You signed in with another tab or window. Reload to refresh your session.You signed out in another tab or window. Reload to refresh your session.You switched accounts on another tab or window. Reload to refresh your session.Dismiss alert
I am integrating your Marlin kernel into AutoRound. In my initial tests, the Marlin kernel functions well in most scenarios. However, when loading the model with a dictionary-based device map, if the g_idx is not set, an exception is thrown.

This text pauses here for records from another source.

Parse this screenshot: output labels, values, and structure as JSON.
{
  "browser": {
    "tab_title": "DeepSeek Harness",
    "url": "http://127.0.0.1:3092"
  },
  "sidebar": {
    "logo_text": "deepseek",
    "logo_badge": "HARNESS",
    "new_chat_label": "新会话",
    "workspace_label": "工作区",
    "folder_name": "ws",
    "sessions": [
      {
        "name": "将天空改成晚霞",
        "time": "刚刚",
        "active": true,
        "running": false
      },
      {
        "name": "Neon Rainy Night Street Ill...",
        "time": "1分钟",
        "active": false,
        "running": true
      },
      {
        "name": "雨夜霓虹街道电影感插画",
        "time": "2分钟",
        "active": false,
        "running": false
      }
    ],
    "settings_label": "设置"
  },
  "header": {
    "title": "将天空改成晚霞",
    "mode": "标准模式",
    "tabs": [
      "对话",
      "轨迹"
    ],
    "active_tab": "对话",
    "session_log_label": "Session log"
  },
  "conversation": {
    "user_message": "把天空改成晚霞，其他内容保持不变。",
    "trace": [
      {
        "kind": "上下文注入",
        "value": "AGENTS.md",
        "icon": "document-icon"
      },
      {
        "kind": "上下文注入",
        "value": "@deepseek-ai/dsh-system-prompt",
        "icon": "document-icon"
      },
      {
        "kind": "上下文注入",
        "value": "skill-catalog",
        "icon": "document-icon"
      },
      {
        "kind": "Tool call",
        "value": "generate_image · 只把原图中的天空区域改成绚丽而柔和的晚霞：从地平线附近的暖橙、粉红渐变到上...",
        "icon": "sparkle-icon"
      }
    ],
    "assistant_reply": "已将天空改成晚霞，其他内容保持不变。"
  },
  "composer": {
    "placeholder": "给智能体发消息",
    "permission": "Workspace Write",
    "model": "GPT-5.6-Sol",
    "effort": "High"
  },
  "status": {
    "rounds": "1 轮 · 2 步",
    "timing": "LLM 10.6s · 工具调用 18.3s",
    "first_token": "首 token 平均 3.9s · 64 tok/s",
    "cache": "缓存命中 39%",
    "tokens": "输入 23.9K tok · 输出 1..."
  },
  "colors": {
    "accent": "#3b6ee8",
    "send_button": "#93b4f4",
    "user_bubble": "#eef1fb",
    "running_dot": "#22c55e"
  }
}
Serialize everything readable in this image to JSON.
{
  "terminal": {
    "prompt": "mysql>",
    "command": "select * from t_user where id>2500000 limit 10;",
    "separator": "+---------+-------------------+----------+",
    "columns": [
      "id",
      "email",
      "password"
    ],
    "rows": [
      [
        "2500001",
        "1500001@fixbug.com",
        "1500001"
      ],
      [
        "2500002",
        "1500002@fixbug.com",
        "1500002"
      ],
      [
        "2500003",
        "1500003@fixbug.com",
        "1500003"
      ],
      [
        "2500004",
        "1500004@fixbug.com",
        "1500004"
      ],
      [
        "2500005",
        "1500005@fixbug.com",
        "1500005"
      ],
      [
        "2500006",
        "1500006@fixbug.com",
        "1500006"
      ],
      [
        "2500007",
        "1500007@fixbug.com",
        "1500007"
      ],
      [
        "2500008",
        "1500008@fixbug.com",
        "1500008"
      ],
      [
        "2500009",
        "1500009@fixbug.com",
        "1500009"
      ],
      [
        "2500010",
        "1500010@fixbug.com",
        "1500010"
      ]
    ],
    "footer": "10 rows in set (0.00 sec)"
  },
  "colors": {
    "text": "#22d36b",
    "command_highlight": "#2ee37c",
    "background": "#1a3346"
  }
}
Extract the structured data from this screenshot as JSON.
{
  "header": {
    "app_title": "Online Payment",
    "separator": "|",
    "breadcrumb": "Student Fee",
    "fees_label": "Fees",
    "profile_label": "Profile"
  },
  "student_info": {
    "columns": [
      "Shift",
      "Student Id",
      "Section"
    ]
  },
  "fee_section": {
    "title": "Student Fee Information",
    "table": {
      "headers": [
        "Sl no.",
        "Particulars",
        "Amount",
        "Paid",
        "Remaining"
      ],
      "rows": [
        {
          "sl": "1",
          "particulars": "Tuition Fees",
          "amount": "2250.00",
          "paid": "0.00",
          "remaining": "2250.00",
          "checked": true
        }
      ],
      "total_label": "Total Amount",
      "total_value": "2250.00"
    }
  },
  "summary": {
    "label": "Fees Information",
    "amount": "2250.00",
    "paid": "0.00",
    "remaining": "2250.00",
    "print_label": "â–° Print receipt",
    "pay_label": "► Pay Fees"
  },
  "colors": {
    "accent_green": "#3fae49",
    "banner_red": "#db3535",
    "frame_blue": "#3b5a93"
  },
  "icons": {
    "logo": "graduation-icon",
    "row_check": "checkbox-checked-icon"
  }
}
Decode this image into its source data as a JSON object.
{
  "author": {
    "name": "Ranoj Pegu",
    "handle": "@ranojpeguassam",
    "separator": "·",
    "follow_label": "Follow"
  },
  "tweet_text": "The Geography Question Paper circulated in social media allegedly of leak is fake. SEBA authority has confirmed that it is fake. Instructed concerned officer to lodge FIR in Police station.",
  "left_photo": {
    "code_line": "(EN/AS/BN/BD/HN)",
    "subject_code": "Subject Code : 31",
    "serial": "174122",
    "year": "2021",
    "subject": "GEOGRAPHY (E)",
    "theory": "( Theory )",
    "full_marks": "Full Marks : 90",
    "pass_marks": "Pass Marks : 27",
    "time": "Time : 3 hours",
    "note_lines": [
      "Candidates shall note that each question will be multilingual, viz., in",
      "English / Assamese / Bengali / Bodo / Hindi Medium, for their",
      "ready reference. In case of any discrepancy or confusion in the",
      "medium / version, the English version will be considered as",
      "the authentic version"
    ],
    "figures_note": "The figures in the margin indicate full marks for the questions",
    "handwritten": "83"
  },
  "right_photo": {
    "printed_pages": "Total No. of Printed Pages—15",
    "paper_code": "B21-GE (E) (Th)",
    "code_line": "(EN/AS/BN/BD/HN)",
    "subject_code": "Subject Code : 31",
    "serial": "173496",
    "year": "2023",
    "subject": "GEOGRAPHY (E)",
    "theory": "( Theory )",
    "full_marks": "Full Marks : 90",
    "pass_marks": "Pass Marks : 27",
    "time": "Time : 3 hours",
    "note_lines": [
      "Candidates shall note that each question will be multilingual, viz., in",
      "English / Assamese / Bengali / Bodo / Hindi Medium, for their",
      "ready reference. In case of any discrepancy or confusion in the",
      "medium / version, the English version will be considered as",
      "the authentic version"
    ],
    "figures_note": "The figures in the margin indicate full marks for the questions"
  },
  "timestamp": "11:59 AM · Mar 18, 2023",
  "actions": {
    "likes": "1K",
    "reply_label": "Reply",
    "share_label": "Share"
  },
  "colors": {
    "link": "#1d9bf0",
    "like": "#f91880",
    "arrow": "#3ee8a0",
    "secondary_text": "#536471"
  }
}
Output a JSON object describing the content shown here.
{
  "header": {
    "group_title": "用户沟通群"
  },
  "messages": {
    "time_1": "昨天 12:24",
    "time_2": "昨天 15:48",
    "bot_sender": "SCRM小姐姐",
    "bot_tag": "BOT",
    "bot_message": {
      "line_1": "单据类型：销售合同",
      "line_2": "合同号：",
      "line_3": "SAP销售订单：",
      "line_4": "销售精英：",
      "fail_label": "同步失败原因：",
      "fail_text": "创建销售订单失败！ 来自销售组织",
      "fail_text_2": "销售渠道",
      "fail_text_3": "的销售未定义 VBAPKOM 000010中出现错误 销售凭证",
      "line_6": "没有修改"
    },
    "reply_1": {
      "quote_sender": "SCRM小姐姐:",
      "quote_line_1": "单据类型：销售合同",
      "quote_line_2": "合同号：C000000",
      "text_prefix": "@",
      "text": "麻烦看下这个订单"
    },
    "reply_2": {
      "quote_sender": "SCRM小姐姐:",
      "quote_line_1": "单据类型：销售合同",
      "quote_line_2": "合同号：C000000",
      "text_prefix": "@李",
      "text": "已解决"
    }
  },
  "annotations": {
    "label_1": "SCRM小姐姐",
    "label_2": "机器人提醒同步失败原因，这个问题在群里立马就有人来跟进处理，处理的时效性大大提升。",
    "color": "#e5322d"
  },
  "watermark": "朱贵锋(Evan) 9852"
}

I am unsure how to easily reproduce this issue, but you can refer to my test in this AutoRound PR for more details.
Traceback (most recent call last):
File "/home/wenhuach/auto-round/test_cuda/test_auto_round_format.py", line 93, in test_device_map
outputs = model.generate(
File "/home/wenhuach/anaconda3/envs/autoround/lib/python3.10/site-packages/torch/utils/_contextlib.py", line 116, in decorate_context
return func(*args, **kwargs)
File "/home/wenhuach/anaconda3/envs/autoround/lib/python3.10/site-packages/transformers/generation/utils.py", line 2326, in generate
result = self._sample(
File "/home/wenhuach/anaconda3/envs/autoround/lib/python3.10/site-packages/transformers/generation/utils.py", line 3286, in _sample
outputs = self(**model_inputs, return_dict=True)
File "/home/wenhuach/anaconda3/envs/autoround/lib/python3.10/site-packages/torch/nn/modules/module.py", line 1739, in _wrapped_call_impl
return self._call_impl(*args, **kwargs)
File "/home/wenhuach/anaconda3/envs/autoround/lib/python3.10/site-packages/torch/nn/modules/module.py", line 1750, in _call_impl
return forward_call(*args, **kwargs)
File "/home/wenhuach/anaconda3/envs/autoround/lib/python3.10/site-packages/accelerate/hooks.py", line 176, in new_forward
output = module._old_forward(*args, **kwargs)
File "/home/wenhuach/anaconda3/envs/autoround/lib/python3.10/site-packages/transformers/utils/deprecation.py", line 172, in wrapped_func
return func(*args, **kwargs)
File "/home/wenhuach/anaconda3/envs/autoround/lib/python3.10/site-packages/transformers/models/llama/modeling_llama.py", line 853, in forward
outputs = self.model(
File "/home/wenhuach/anaconda3/envs/autoround/lib/python3.10/site-packages/torch/nn/modules/module.py", line 1739, in _wrapped_call_impl
return self._call_impl(*args, **kwargs)
File "/home/wenhuach/anaconda3/envs/autoround/lib/python3.10/site-packages/torch/nn/modules/module.py", line 1750, in _call_impl
return forward_call(*args, **kwargs)
File "/home/wenhuach/anaconda3/envs/autoround/lib/python3.10/site-packages/transformers/models/llama/modeling_llama.py", line 601, in forward
layer_outputs = decoder_layer(
File "/home/wenhuach/anaconda3/envs/autoround/lib/python3.10/site-packages/torch/nn/modules/module.py", line 1739, in _wrapped_call_impl
return self._call_impl(*args, **kwargs)
File "/home/wenhuach/anaconda3/envs/autoround/lib/python3.10/site-packages/torch/nn/modules/module.py", line 1750, in _call_impl
return forward_call(*args, **kwargs)
File "/home/wenhuach/anaconda3/envs/autoround/lib/python3.10/site-packages/accelerate/hooks.py", line 176, in new_forward
output = module._old_forward(*args, **kwargs)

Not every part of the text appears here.